Some of the monks base their decisions to stay, at least insofar as they can articulate them, on being too old, or too long removed from all else. Of Gods and Men emphasizes the possibility of expressing their cause in the words of the Koran as readily as those of the Bible, and implies the monastic life may carry an uncomfortable degree of kinship with that of terrorists (or with some of them anyway). But in the end, you feel, this may all belong to the category of the rationalizations we come out with when asked to convert instincts into words. The tragedy of the universe isn’t that we fail to understand God, but that we barely have any inkling of what we should do as men.

Of Men and Fish

For all its achievement, Beauvois’ film isn’t radically unfamiliar; it leads us through a well-structured narrative, and we’ve all seen “slow” and “contemplative” films before. In contrast, Alamar, directed by Pedro Gonzalez-Rubio, feels like the product of an entirely different sensibility, if not a different world (like a number of recent releases, the film started running on SuperChannel within a week of opening at the Bell Lightbox, and is also out on DVD). It’s set in the Banco Chinchorro, a coral reef off the coast of Mexico, where a native fisherman spends some time with his young son, before the boy takes off to Italy with his mother. At least as shown in the film, life around the Banco is simple and largely unspoiled; the people live close to the water and the land. The protagonists are in some sense playing themselves, but much of what we see seems to fall in a zone between being too natural to be staged, and yet too beautiful and privileged to constitute merely what happened to wander before the camera.

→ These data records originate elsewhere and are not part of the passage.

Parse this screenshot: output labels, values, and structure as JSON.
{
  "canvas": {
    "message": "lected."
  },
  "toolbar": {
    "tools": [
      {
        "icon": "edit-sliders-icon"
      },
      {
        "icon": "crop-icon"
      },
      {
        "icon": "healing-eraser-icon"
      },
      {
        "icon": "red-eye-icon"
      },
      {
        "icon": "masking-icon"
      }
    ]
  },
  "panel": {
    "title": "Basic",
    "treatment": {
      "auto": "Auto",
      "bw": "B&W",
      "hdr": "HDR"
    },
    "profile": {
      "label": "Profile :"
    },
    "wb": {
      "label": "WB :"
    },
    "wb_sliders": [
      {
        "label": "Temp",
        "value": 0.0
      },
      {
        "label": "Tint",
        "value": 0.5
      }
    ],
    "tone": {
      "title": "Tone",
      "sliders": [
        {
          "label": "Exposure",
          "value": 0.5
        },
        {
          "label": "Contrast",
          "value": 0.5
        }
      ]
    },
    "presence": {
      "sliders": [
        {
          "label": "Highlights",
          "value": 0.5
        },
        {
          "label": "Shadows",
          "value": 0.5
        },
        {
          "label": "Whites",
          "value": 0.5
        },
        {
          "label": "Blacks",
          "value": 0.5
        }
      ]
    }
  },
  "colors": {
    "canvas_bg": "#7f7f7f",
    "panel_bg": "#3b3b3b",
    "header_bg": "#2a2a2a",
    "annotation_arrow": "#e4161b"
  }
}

The film is barely longer than an hour, as if it only reluctantly trusts us with its revelations, but it’s as graceful and uplifting an hour as you’ll ever spend. It doesn’t seem to me to plead for any indulgence toward the people – this isn’t an Avatar-like validation of noble primitivism, but rather the observation of a different innate rhythm and mode of interaction. But the prologue (presented in almost hallucinatory terms) and the boy’s very existence make clear their world and ours can productively meld, even if the last shot - where, reunited with his mother, he contents himself with blowing artificial bubbles – warns of the trivial commercial distractions that distort our sense of the miraculous. As I said, Alamar feels like the product of a different world, and I suppose in truth it’s a different world in which cinema wouldn’t have much of a place, just as it wouldn’t in the monastery of Of Gods and Men. It sometimes strikes me as ironic, that films are often most moving when refining our awareness of how we should aspire to move beyond, if not cinema itself, at least the culture that dominates most of its products.